As I said at the time …

I’m a sucker for writing that stays close to the grain of everyday experience. The charge often leveled against such transparency or luminosity accuses such work of being “superficial” or even “banal.” (Recently, I saw a blast of “shallow” fired at one poet, and I’m still angry – maybe I just don’t have a lot of patience anymore with work that baffles me more than it informs or moves emotionally or spiritually. After more than a quarter-century of returning repeatedly to his pieces, I’m still amazed at their depth and continuing revelations.)

You also seem quite aware of what I call the “motor oil” dimension, something I think is required in the sustained voice of any current, authentic American artist: an ability to acknowledge the oil stains and discarded cans in the American landscape – urban or rural. It comes up as cigarette butts, the Port-o-John, the neighborhood Arby’s, or the sounds you detail.
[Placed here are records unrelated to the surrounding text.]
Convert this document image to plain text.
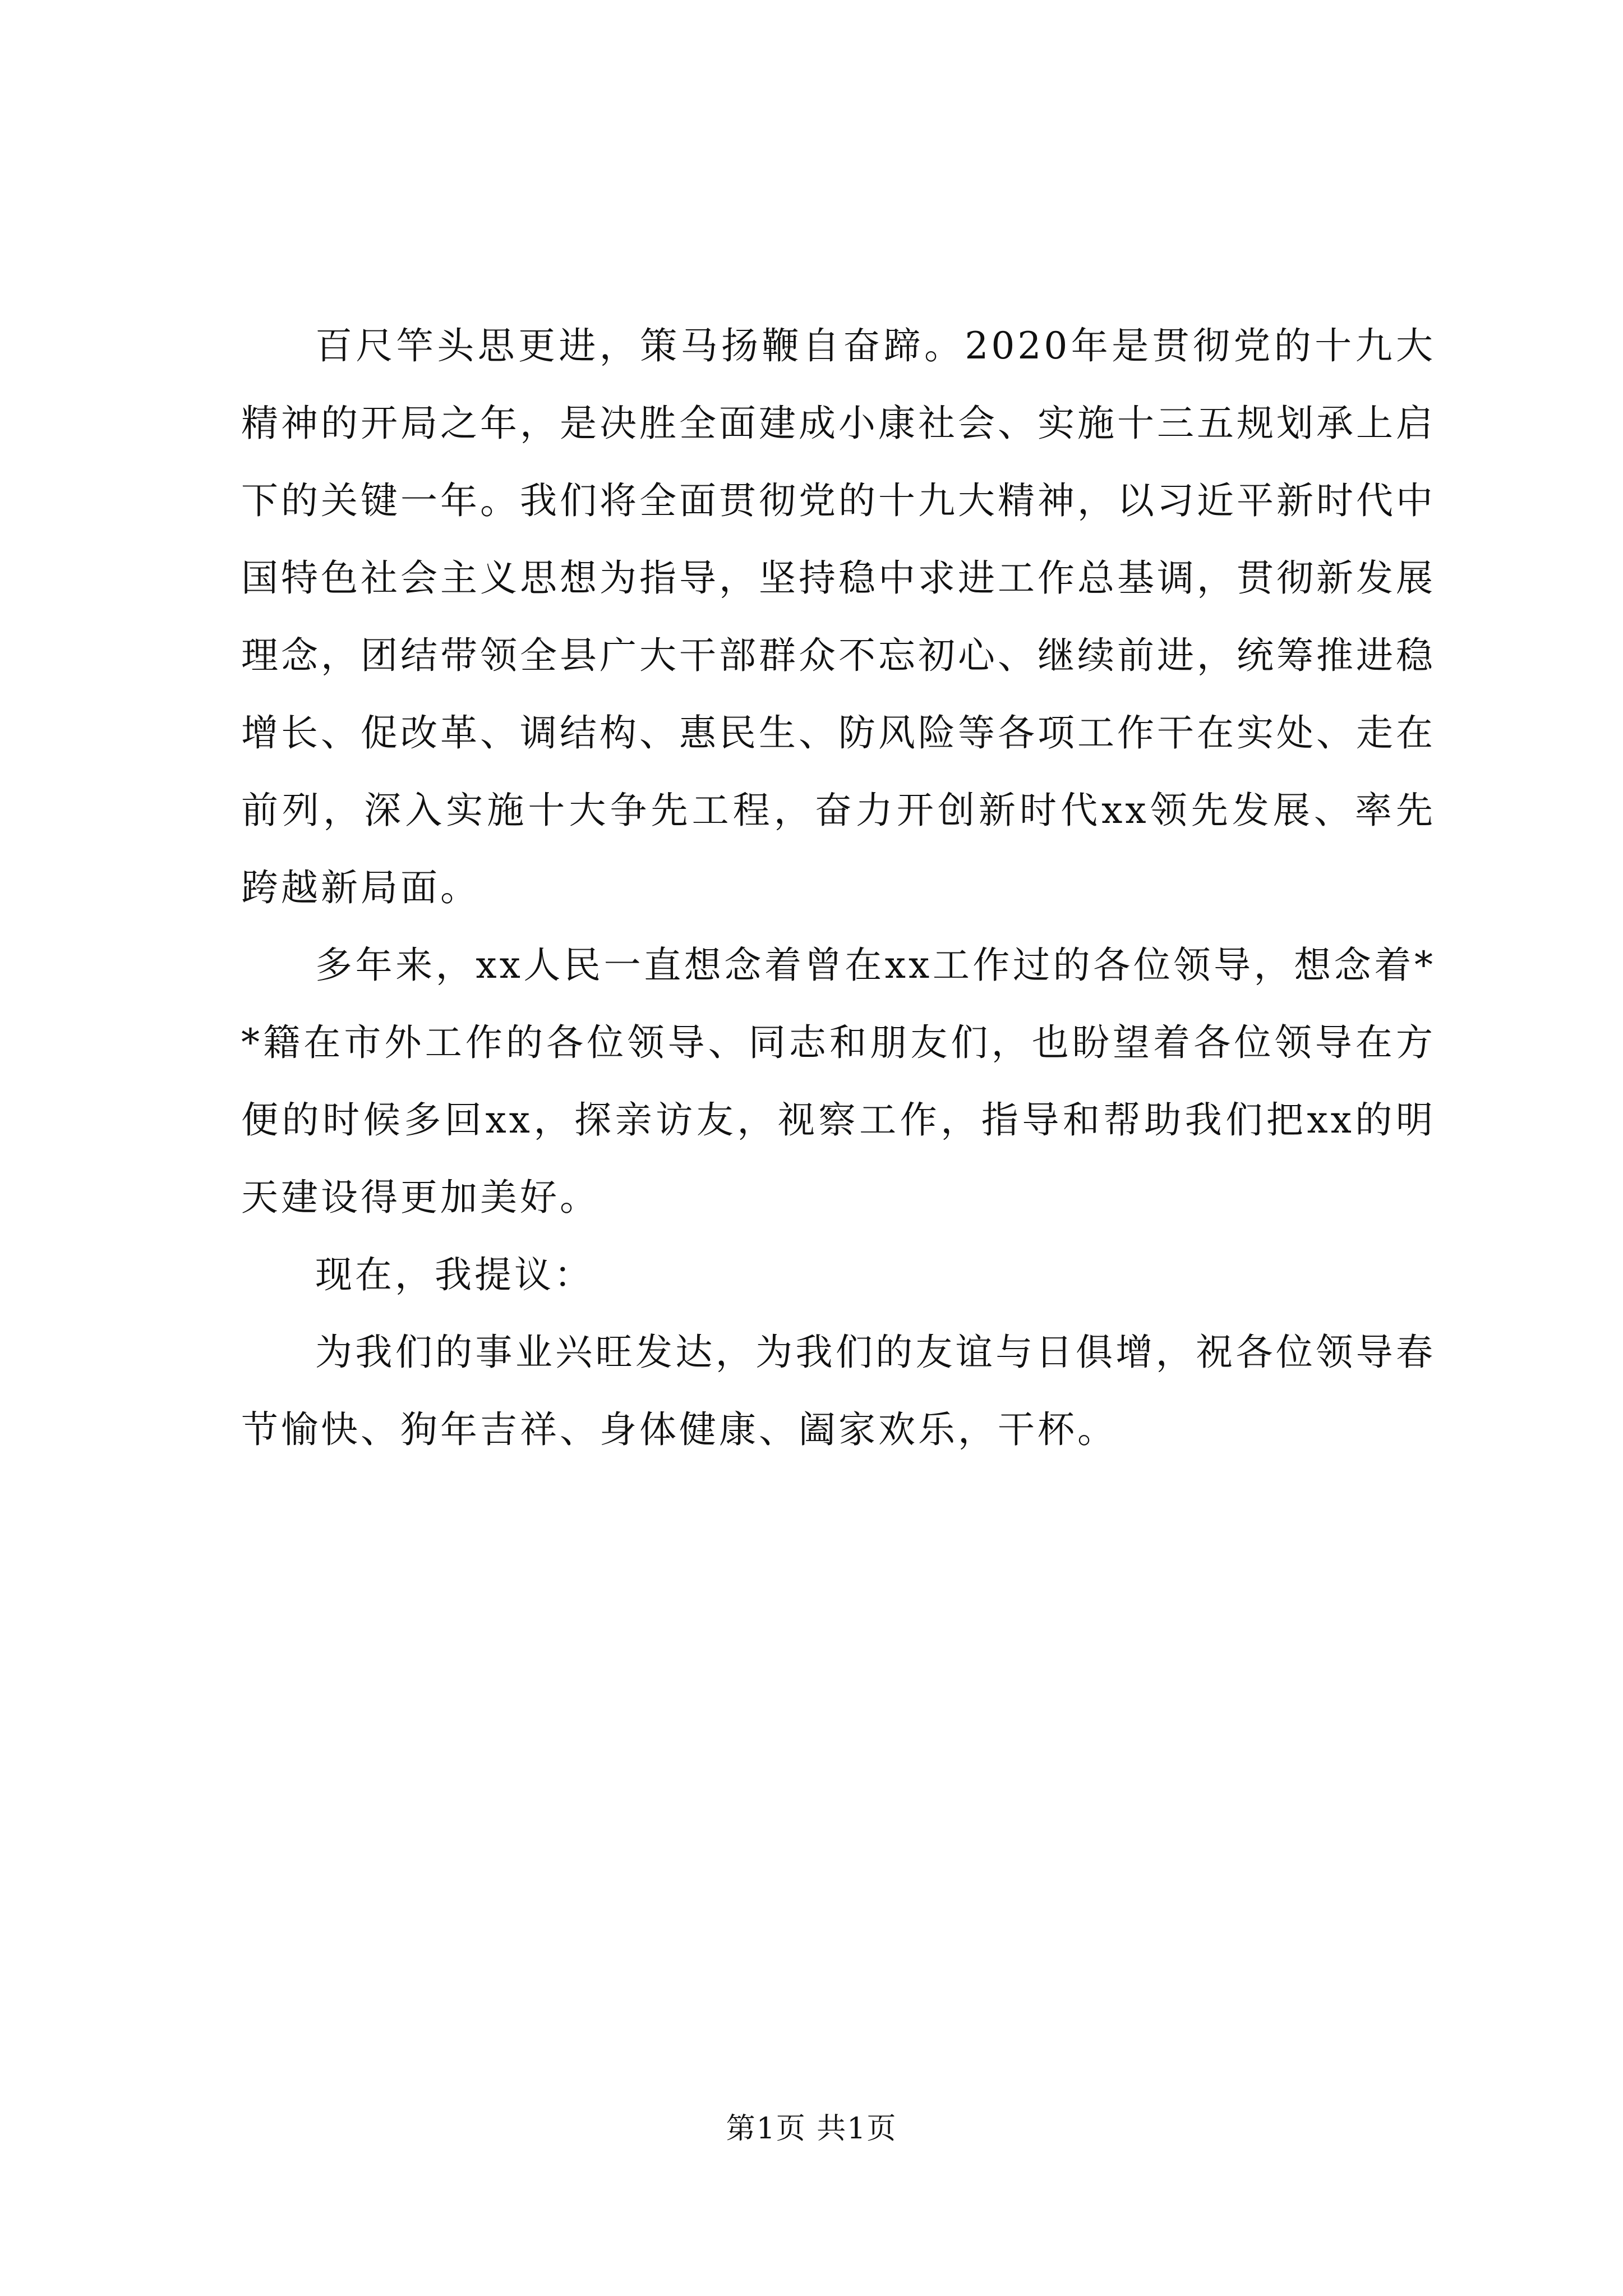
百尺竿头思更进，策马扬鞭自奋蹄。2020年是贯彻党的十九大精神的开局之年，是决胜全面建成小康社会、实施十三五规划承上启下的关键一年。我们将全面贯彻党的十九大精神，以习近平新时代中国特色社会主义思想为指导，坚持稳中求进工作总基调，贯彻新发展理念，团结带领全县广大干部群众不忘初心、继续前进，统筹推进稳增长、促改革、调结构、惠民生、防风险等各项工作干在实处、走在前列，深入实施十大争先工程，奋力开创新时代xx领先发展、率先跨越新局面。

多年来，xx人民一直想念着曾在xx工作过的各位领导，想念着**籍在市外工作的各位领导、同志和朋友们，也盼望着各位领导在方便的时候多回xx，探亲访友，视察工作，指导和帮助我们把xx的明天建设得更加美好。

现在，我提议：

为我们的事业兴旺发达，为我们的友谊与日俱增，祝各位领导春节愉快、狗年吉祥、身体健康、阖家欢乐，干杯。

第1页 共1页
Makes the beauty of the turtles all the more authentic. (By the way, what is the sound of a turtle’s voice?)

Turtles – like serpents – go into realms humans cannot. Must be part of their mythological empowerment.

Hmm, thinking of Snyder again, how his Riprap & Cold Mountain Poems came from summer employment, as a forest fire lookout atop icy Sourdough Mountain, while yours was more Siddhartha-like along a muddy river. Also, of the gentle humor I’ve admired so much in Brautigan’s work, also present here.